A student already deploying vocabulary like "accessibility," "infrequent," or the journalistic phrase "some say" is ready to try a phrase like "the prohibitive expense of public transportation." A lower-ability student will be offered scaffolding that illustrates the most essential ideas:
Constructive Feedback: To improve their communication to the next level, the student could transform the informal opening "I think cars are good because they help people get places faster and public transport is really bad especially round here!" into a more formal speech introduction such as: "Chairperson, councillors and members of the public, thank you for allowing me to speak today about the critical issue of transportation in our community."
To make sure students can't miss what's essential, Top Marks AI also provides a summary in the familiar form of What Went Well and Even Better If statements.

Full feedback output: assessment objective breakdown, Constructive Feedback scaffolds, and student-friendly What Went Well / Even Better If summary.
By encouraging students to understand assessment objectives, and providing them with precise feedback and scaffolded models to learn from, we aim to help students get as much out of formative feedback as possible.
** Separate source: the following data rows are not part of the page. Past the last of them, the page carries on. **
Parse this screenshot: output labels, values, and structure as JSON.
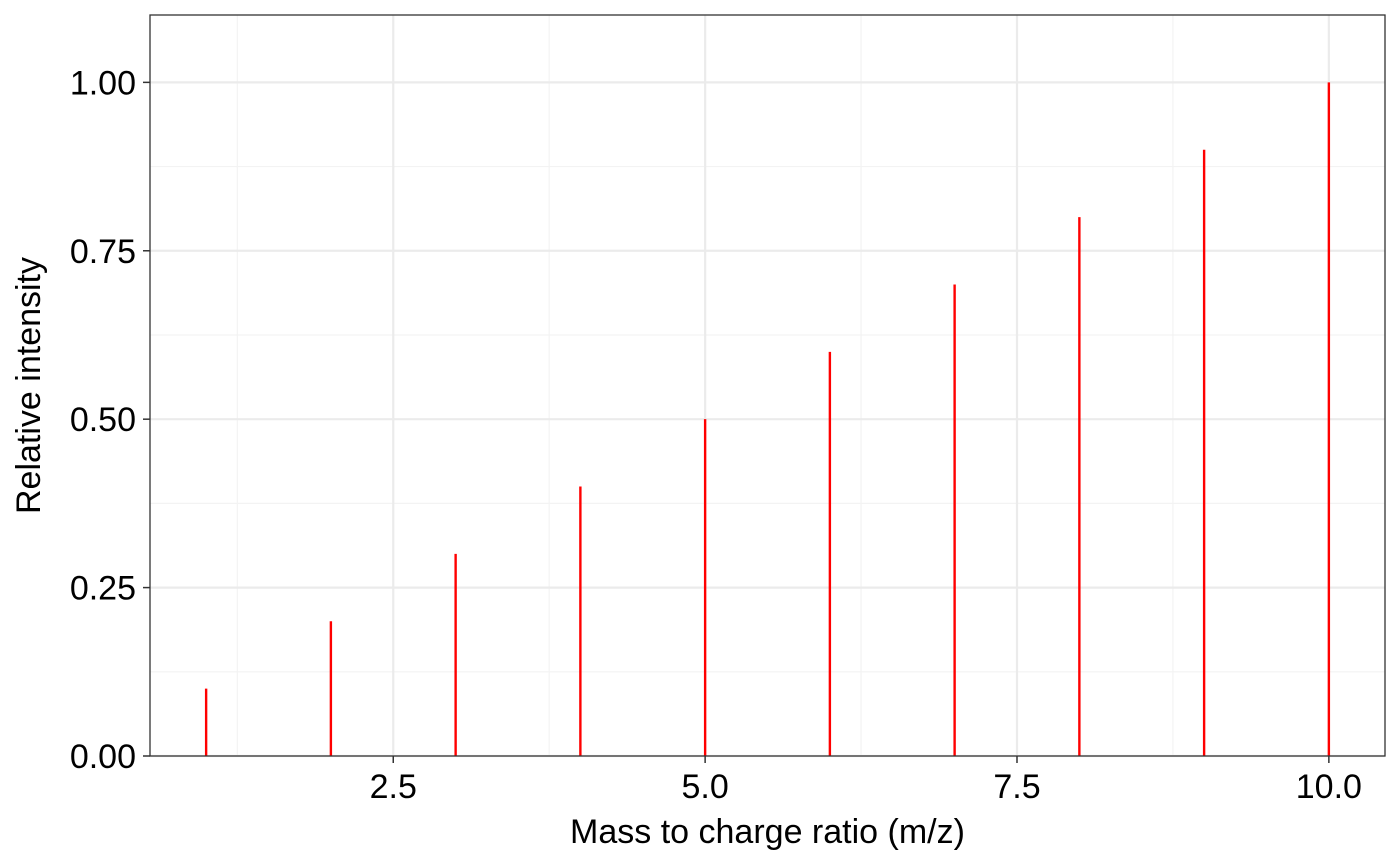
{
  "chart_data": {
    "type": "bar",
    "geom": "stick",
    "title": "",
    "xlabel": "Mass to charge ratio (m/z)",
    "ylabel": "Relative intensity",
    "x": [
      1,
      2,
      3,
      4,
      5,
      6,
      7,
      8,
      9,
      10
    ],
    "y": [
      0.1,
      0.2,
      0.3,
      0.4,
      0.5,
      0.6,
      0.7,
      0.8,
      0.9,
      1.0
    ],
    "xlim": [
      0.55,
      10.45
    ],
    "ylim": [
      0,
      1.1
    ],
    "x_ticks": [
      2.5,
      5.0,
      7.5,
      10.0
    ],
    "x_tick_labels": [
      "2.5",
      "5.0",
      "7.5",
      "10.0"
    ],
    "y_ticks": [
      0,
      0.25,
      0.5,
      0.75,
      1.0
    ],
    "y_tick_labels": [
      "0.00",
      "0.25",
      "0.50",
      "0.75",
      "1.00"
    ],
    "x_minor_ticks": [
      1.25,
      3.75,
      6.25,
      8.75
    ],
    "y_minor_ticks": [
      0.125,
      0.375,
      0.625,
      0.875
    ],
    "grid": true,
    "legend": "none",
    "colors": {
      "series": "#ff0000",
      "grid_major": "#ebebeb",
      "grid_minor": "#f3f3f3",
      "panel_border": "#333333",
      "text": "#000000"
    }
  }
}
But there is a second beneficiary: the teacher.
One idea that is easily overlooked is that practice makes progress. The concept of "matching form to purpose" might be understood by a student in one lesson on one day, but fade from memory. Progress is embedded over time when students work through these ideas repeatedly — in the hands of a capable teacher.
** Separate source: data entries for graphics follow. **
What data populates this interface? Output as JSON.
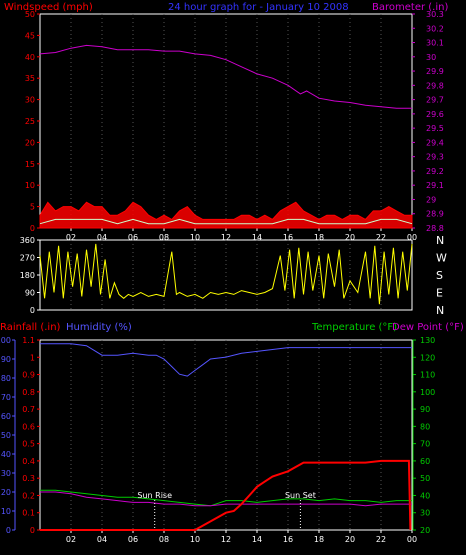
{
  "header": {
    "wind_title": "Windspeed (mph)",
    "graph_title": "24 hour graph for - January 10 2008",
    "baro_title": "Barometer (.in)"
  },
  "lower_header": {
    "rain_title": "Rainfall (.in)",
    "humidity_title": "Humidity (%)",
    "temp_title": "Temperature (°F)",
    "dew_title": "Dew Point (°F)"
  },
  "colors": {
    "wind": "#ff0000",
    "gust": "#ff0000",
    "wind_avg": "#ccffcc",
    "barometer": "#cc00cc",
    "direction": "#ffff00",
    "humidity": "#5555ff",
    "rain": "#ff0000",
    "temperature": "#00cc00",
    "dewpoint": "#cc00cc",
    "axis": "#ffffff",
    "grid": "#555555"
  },
  "sun_labels": {
    "sunrise": "Sun Rise",
    "sunset": "Sun Set"
  },
  "chart_data": [
    {
      "type": "line",
      "name": "wind-barometer",
      "x_ticks": [
        "02",
        "04",
        "06",
        "08",
        "10",
        "12",
        "14",
        "16",
        "18",
        "20",
        "22",
        "00"
      ],
      "left_axis": {
        "ticks": [
          0,
          5,
          10,
          15,
          20,
          25,
          30,
          35,
          40,
          45,
          50
        ],
        "ylim": [
          0,
          50
        ]
      },
      "right_axis": {
        "ticks": [
          "28.8",
          "28.9",
          "29",
          "29.1",
          "29.2",
          "29.3",
          "29.4",
          "29.5",
          "29.6",
          "29.7",
          "29.8",
          "29.9",
          "30",
          "30.1",
          "30.2",
          "30.3"
        ],
        "ylim": [
          28.8,
          30.3
        ]
      },
      "barometer": [
        [
          0,
          30.02
        ],
        [
          1,
          30.03
        ],
        [
          2,
          30.06
        ],
        [
          3,
          30.08
        ],
        [
          4,
          30.07
        ],
        [
          5,
          30.05
        ],
        [
          6,
          30.05
        ],
        [
          7,
          30.05
        ],
        [
          8,
          30.04
        ],
        [
          9,
          30.04
        ],
        [
          10,
          30.02
        ],
        [
          11,
          30.01
        ],
        [
          12,
          29.98
        ],
        [
          13,
          29.93
        ],
        [
          14,
          29.88
        ],
        [
          15,
          29.85
        ],
        [
          16,
          29.8
        ],
        [
          16.8,
          29.74
        ],
        [
          17.2,
          29.76
        ],
        [
          18,
          29.71
        ],
        [
          19,
          29.69
        ],
        [
          20,
          29.68
        ],
        [
          21,
          29.66
        ],
        [
          22,
          29.65
        ],
        [
          23,
          29.64
        ],
        [
          24,
          29.64
        ]
      ],
      "wind_gust": [
        [
          0,
          3
        ],
        [
          0.5,
          6
        ],
        [
          1,
          4
        ],
        [
          1.5,
          5
        ],
        [
          2,
          5
        ],
        [
          2.5,
          4
        ],
        [
          3,
          6
        ],
        [
          3.5,
          5
        ],
        [
          4,
          5
        ],
        [
          4.5,
          3
        ],
        [
          5,
          3
        ],
        [
          5.5,
          4
        ],
        [
          6,
          6
        ],
        [
          6.5,
          5
        ],
        [
          7,
          3
        ],
        [
          7.5,
          2
        ],
        [
          8,
          3
        ],
        [
          8.5,
          2
        ],
        [
          9,
          4
        ],
        [
          9.5,
          5
        ],
        [
          10,
          3
        ],
        [
          10.5,
          2
        ],
        [
          11,
          2
        ],
        [
          11.5,
          2
        ],
        [
          12,
          2
        ],
        [
          12.5,
          2
        ],
        [
          13,
          3
        ],
        [
          13.5,
          3
        ],
        [
          14,
          2
        ],
        [
          14.5,
          3
        ],
        [
          15,
          2
        ],
        [
          15.5,
          4
        ],
        [
          16,
          5
        ],
        [
          16.5,
          6
        ],
        [
          17,
          4
        ],
        [
          17.5,
          3
        ],
        [
          18,
          2
        ],
        [
          18.5,
          3
        ],
        [
          19,
          3
        ],
        [
          19.5,
          2
        ],
        [
          20,
          3
        ],
        [
          20.5,
          3
        ],
        [
          21,
          2
        ],
        [
          21.5,
          4
        ],
        [
          22,
          4
        ],
        [
          22.5,
          5
        ],
        [
          23,
          4
        ],
        [
          23.5,
          3
        ],
        [
          24,
          3
        ]
      ],
      "wind_avg": [
        [
          0,
          1
        ],
        [
          1,
          2
        ],
        [
          2,
          2
        ],
        [
          3,
          2
        ],
        [
          4,
          2
        ],
        [
          5,
          1
        ],
        [
          6,
          2
        ],
        [
          7,
          1
        ],
        [
          8,
          1
        ],
        [
          9,
          2
        ],
        [
          10,
          1
        ],
        [
          11,
          1
        ],
        [
          12,
          1
        ],
        [
          13,
          1
        ],
        [
          14,
          1
        ],
        [
          15,
          1
        ],
        [
          16,
          2
        ],
        [
          17,
          2
        ],
        [
          18,
          1
        ],
        [
          19,
          1
        ],
        [
          20,
          1
        ],
        [
          21,
          1
        ],
        [
          22,
          2
        ],
        [
          23,
          2
        ],
        [
          24,
          1
        ]
      ]
    },
    {
      "type": "line",
      "name": "wind-direction",
      "right_labels": [
        "N",
        "W",
        "S",
        "E",
        "N"
      ],
      "left_axis": {
        "ticks": [
          0,
          90,
          180,
          270,
          360
        ],
        "ylim": [
          0,
          360
        ]
      },
      "x_ticks": [
        "02",
        "04",
        "06",
        "08",
        "10",
        "12",
        "14",
        "16",
        "18",
        "20",
        "22",
        "00"
      ],
      "note": "highly variable; values sampled in degrees",
      "direction": [
        [
          0,
          280
        ],
        [
          0.3,
          60
        ],
        [
          0.6,
          300
        ],
        [
          0.9,
          90
        ],
        [
          1.2,
          330
        ],
        [
          1.5,
          60
        ],
        [
          1.8,
          300
        ],
        [
          2.1,
          120
        ],
        [
          2.4,
          290
        ],
        [
          2.7,
          70
        ],
        [
          3,
          310
        ],
        [
          3.3,
          120
        ],
        [
          3.6,
          340
        ],
        [
          3.9,
          80
        ],
        [
          4.2,
          260
        ],
        [
          4.5,
          60
        ],
        [
          4.8,
          140
        ],
        [
          5.1,
          80
        ],
        [
          5.4,
          60
        ],
        [
          5.7,
          80
        ],
        [
          6,
          70
        ],
        [
          6.5,
          90
        ],
        [
          7,
          70
        ],
        [
          7.5,
          80
        ],
        [
          8,
          70
        ],
        [
          8.5,
          300
        ],
        [
          8.8,
          80
        ],
        [
          9,
          90
        ],
        [
          9.5,
          70
        ],
        [
          10,
          80
        ],
        [
          10.5,
          60
        ],
        [
          11,
          90
        ],
        [
          11.5,
          80
        ],
        [
          12,
          90
        ],
        [
          12.5,
          80
        ],
        [
          13,
          100
        ],
        [
          13.5,
          90
        ],
        [
          14,
          80
        ],
        [
          14.5,
          90
        ],
        [
          15,
          110
        ],
        [
          15.5,
          280
        ],
        [
          15.8,
          100
        ],
        [
          16.1,
          310
        ],
        [
          16.4,
          60
        ],
        [
          16.7,
          320
        ],
        [
          17,
          80
        ],
        [
          17.3,
          300
        ],
        [
          17.6,
          100
        ],
        [
          18,
          280
        ],
        [
          18.3,
          60
        ],
        [
          18.6,
          290
        ],
        [
          19,
          120
        ],
        [
          19.3,
          310
        ],
        [
          19.6,
          60
        ],
        [
          20,
          150
        ],
        [
          20.5,
          90
        ],
        [
          21,
          300
        ],
        [
          21.3,
          60
        ],
        [
          21.6,
          330
        ],
        [
          21.9,
          30
        ],
        [
          22.2,
          300
        ],
        [
          22.5,
          80
        ],
        [
          22.8,
          320
        ],
        [
          23.1,
          60
        ],
        [
          23.4,
          300
        ],
        [
          23.7,
          100
        ],
        [
          24,
          340
        ]
      ]
    },
    {
      "type": "line",
      "name": "rain-humidity-temp",
      "x_ticks": [
        "02",
        "04",
        "06",
        "08",
        "10",
        "12",
        "14",
        "16",
        "18",
        "20",
        "22",
        "00"
      ],
      "left_outer_axis": {
        "label": "Humidity",
        "ticks": [
          0,
          10,
          20,
          30,
          40,
          50,
          60,
          70,
          80,
          90,
          100
        ],
        "ylim": [
          0,
          100
        ]
      },
      "left_inner_axis": {
        "label": "Rainfall",
        "ticks": [
          "0",
          "0.1",
          "0.2",
          "0.3",
          "0.4",
          "0.5",
          "0.6",
          "0.7",
          "0.8",
          "0.9",
          "1",
          "1.1"
        ],
        "ylim": [
          0,
          1.1
        ]
      },
      "right_axis": {
        "label": "Temperature",
        "ticks": [
          20,
          30,
          40,
          50,
          60,
          70,
          80,
          90,
          100,
          110,
          120,
          130
        ],
        "ylim": [
          20,
          130
        ]
      },
      "humidity": [
        [
          0,
          98
        ],
        [
          1,
          98
        ],
        [
          2,
          98
        ],
        [
          3,
          97
        ],
        [
          4,
          92
        ],
        [
          5,
          92
        ],
        [
          6,
          93
        ],
        [
          7,
          92
        ],
        [
          7.5,
          92
        ],
        [
          8,
          90
        ],
        [
          8.5,
          86
        ],
        [
          9,
          82
        ],
        [
          9.5,
          81
        ],
        [
          10,
          84
        ],
        [
          10.5,
          87
        ],
        [
          11,
          90
        ],
        [
          12,
          91
        ],
        [
          13,
          93
        ],
        [
          14,
          94
        ],
        [
          15,
          95
        ],
        [
          16,
          96
        ],
        [
          17,
          96
        ],
        [
          18,
          96
        ],
        [
          19,
          96
        ],
        [
          20,
          96
        ],
        [
          21,
          96
        ],
        [
          22,
          96
        ],
        [
          23,
          96
        ],
        [
          24,
          96
        ]
      ],
      "rainfall": [
        [
          0,
          0
        ],
        [
          1,
          0
        ],
        [
          2,
          0
        ],
        [
          3,
          0
        ],
        [
          4,
          0
        ],
        [
          5,
          0
        ],
        [
          6,
          0
        ],
        [
          7,
          0
        ],
        [
          8,
          0
        ],
        [
          9,
          0
        ],
        [
          10,
          0
        ],
        [
          11,
          0.05
        ],
        [
          12,
          0.1
        ],
        [
          12.5,
          0.11
        ],
        [
          13,
          0.15
        ],
        [
          13.5,
          0.2
        ],
        [
          14,
          0.25
        ],
        [
          14.5,
          0.28
        ],
        [
          15,
          0.31
        ],
        [
          16,
          0.34
        ],
        [
          17,
          0.39
        ],
        [
          18,
          0.39
        ],
        [
          19,
          0.39
        ],
        [
          20,
          0.39
        ],
        [
          21,
          0.39
        ],
        [
          22,
          0.4
        ],
        [
          23,
          0.4
        ],
        [
          23.8,
          0.4
        ],
        [
          23.9,
          0.0
        ]
      ],
      "temperature": [
        [
          0,
          43
        ],
        [
          1,
          43
        ],
        [
          2,
          42
        ],
        [
          3,
          41
        ],
        [
          4,
          40
        ],
        [
          5,
          39
        ],
        [
          6,
          39
        ],
        [
          7,
          38
        ],
        [
          8,
          37
        ],
        [
          9,
          36
        ],
        [
          10,
          35
        ],
        [
          11,
          34
        ],
        [
          12,
          37
        ],
        [
          13,
          37
        ],
        [
          14,
          36
        ],
        [
          15,
          37
        ],
        [
          16,
          38
        ],
        [
          17,
          38
        ],
        [
          18,
          37
        ],
        [
          19,
          38
        ],
        [
          20,
          37
        ],
        [
          21,
          37
        ],
        [
          22,
          36
        ],
        [
          23,
          37
        ],
        [
          24,
          37
        ]
      ],
      "dewpoint": [
        [
          0,
          42
        ],
        [
          1,
          42
        ],
        [
          2,
          41
        ],
        [
          3,
          39
        ],
        [
          4,
          38
        ],
        [
          5,
          37
        ],
        [
          6,
          36
        ],
        [
          7,
          36
        ],
        [
          8,
          35
        ],
        [
          9,
          35
        ],
        [
          10,
          34
        ],
        [
          11,
          34
        ],
        [
          12,
          35
        ],
        [
          13,
          35
        ],
        [
          14,
          35
        ],
        [
          15,
          35
        ],
        [
          16,
          35
        ],
        [
          17,
          35
        ],
        [
          18,
          35
        ],
        [
          19,
          35
        ],
        [
          20,
          35
        ],
        [
          21,
          34
        ],
        [
          22,
          35
        ],
        [
          23,
          35
        ],
        [
          24,
          35
        ]
      ],
      "sunrise_hour": 7.4,
      "sunset_hour": 16.8
    }
  ]
}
Top Marks AI's feedback is designed to give teachers a starting point. Where lower-ability students consistently fail to match form to purpose when writing a newspaper article or a speech, Top Marks AI will surface a specific suggestion — a headline with colons and catchy adjectives, or different ways to open a speech. These become the basis of classroom activities: asking students to come up with three potential titles for their article, or to give a title to a real article whose title the teacher has removed.
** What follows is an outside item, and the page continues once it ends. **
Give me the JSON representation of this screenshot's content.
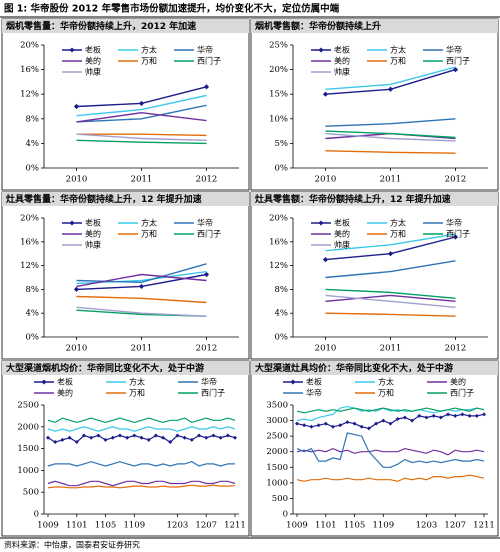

By pointing to the key ideas in the mark scheme and introducing scaffolded models, Top Marks AI's feedback gives teachers focused starting points for activities, or even a whole lesson. The aim is to help teachers deliver lessons structured around progress, whilst reducing the time it takes to plan them.

One of 400+ individually calibrated Top Marks AI tools — each surfacing ScaMP feedback tailored to its specific mark scheme.
The same ScaMP principles that shape individual essay feedback also drive Top Marks AI's whole-class feedback feature. Rather than requiring teachers to read every script before identifying common gaps, Top Marks AI aggregates patterns across the class — surfacing the assessment objectives that students as a group are not yet understanding clearly. The same logic applies: feedback is precise (anchored to specific mark scheme criteria), scaffolded (pointing to the next step), and modelled (with concrete examples teachers can use directly in class).
The goal is not to produce a grade and move on. It is to give every student — whatever their starting point — a concrete, achievable next step. And to give every teacher the material they need to help their students take it.